The arrival of Sarah Millsaps’ acceptance letter from Wake Forest University was reason enough to celebrate. But it was the financial aid package in that envelope that helped make her dream a reality.

“I remember dancing around the kitchen with my family the day we received my acceptance letter and the scholarship funds that would enable me to say ‘yes’ to Wake Forest,” said Millsaps, a rising junior. “The scholarship was a huge part of why I could enroll, and it was another reminder of how I was already known and valued at Wake Forest. I knew Wake wanted me as much as I wanted Wake.”

Thanks to the largest fundraising year in the University’s 180-year history, Wake Will: The Campaign for Wake Forest surpassed the $400 million milestone by the end of its fiscal year. As of June 30, Wake Forest has raised more than $402 million of its $600 million goal for the Reynolda Campus and is on the heels of exceeding the $405 million raised for The Campaign for Wake Forest: Honoring the Promise, which concluded in 2006.

Support for Wake Will already has made possible a number of wide-ranging benefits to the campus community, including more scholarships, more research, and more opportunities for students and faculty.

“Wake Will is a promise that we will prepare students to lead lives that matter, and every aspect of the campaign benefits them,” said Wake Forest President Nathan O. Hatch. “Unprecedented philanthropic support for Wake Forest helps fulfill our commitment to create opportunity, educate the whole person and inspire excellence.”

Wake Will helps provide funding for programs that support a wide variety of scholarships students can apply for even after they’ve arrived on campus. Millsaps, who serves as a student representative on the campaign committee, received a $5,000 study abroad scholarship to conduct research in Nepal this summer — made possible, in part, by Wake Will.

As a double major in English and anthropology, the trip offered her a chance to “test out” what its like to conduct ethnographic research first-hand. She joined nine other Wake Forest students and anthropology professor Steve Folmar, who has been conducting research in Nepal since 1979.

“Dr. Folmar made available all his resources. We used his translators. We benefitted from the deep connections he’s made in the community,” says Millsaps. “Anthropology majors have so many options, and there’s no one career path. Having the chance to see if this was something I want to do for the rest of my life was incredibly helpful. I’m not sure what I want to do when I graduate, but I love storytelling and the trip has made me think more about how I might tie together my interest in people and cultures with my love of writing.”

With support from Wake Will, more students are also receiving grants through the Undergraduate Research and Activities Center (URECA) for summer scholarship. The funds support 10 weeks of full-time mentored research work.

For rising junior Ally Kaminsky, URECA funds have given her the chance to work with computer science professor Paúl Pauca to develop technology that helps severely disabled individuals communicate. The two are fine-tuning a hands-free device that may help millions of people with speech impediments and poor motor control interact with the world around them.
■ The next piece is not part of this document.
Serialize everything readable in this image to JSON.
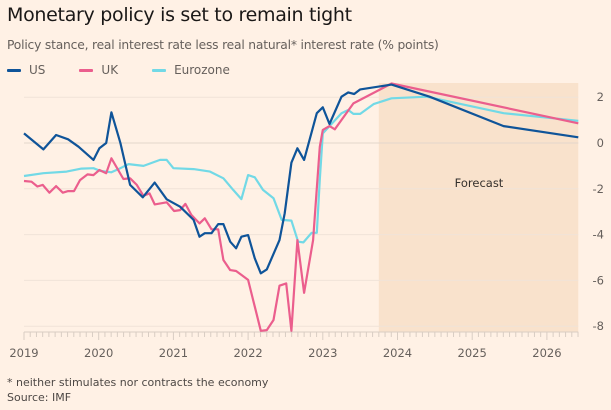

“Receiving the funds for a second summer meant I could come back and jump right into the work. I came back with expertise. I could drop in fast and accomplish more,” said Kaminsky. “We haven’t changed lives yet, but we’re on track. I’m grateful I can help those with cerebral palsy or ALS realize some of their goals just as the scholarship has helped me realize mine.”

For rising junior Brian Hart, funding from URECA is helping him prepare for graduate school. Hart spends his week poring over newspapers and articles, gathering information on the wars in Afghanistan and Iraq. He then shares his research and ideas with politics professor Will Walldorf for a book Walldorf is writing on pubic perceptions, policy decisions and regime change. For a student interested in a career in international relations, this is exactly what he needs for his next steps after college.

“I view this as the most exciting opportunity I’ve had at Wake Forest so far,” said Hart. “It’s a crash course in real-world research at the undergraduate level — a rare opportunity for people my age who are attending bigger universities. It just doesn’t get any better for me than this.”

Wake Forest publicly launched its campaign in October 2013 with a goal of raising $600 million for the Reynolda Campus to support students, faculty and enhancements to campus life.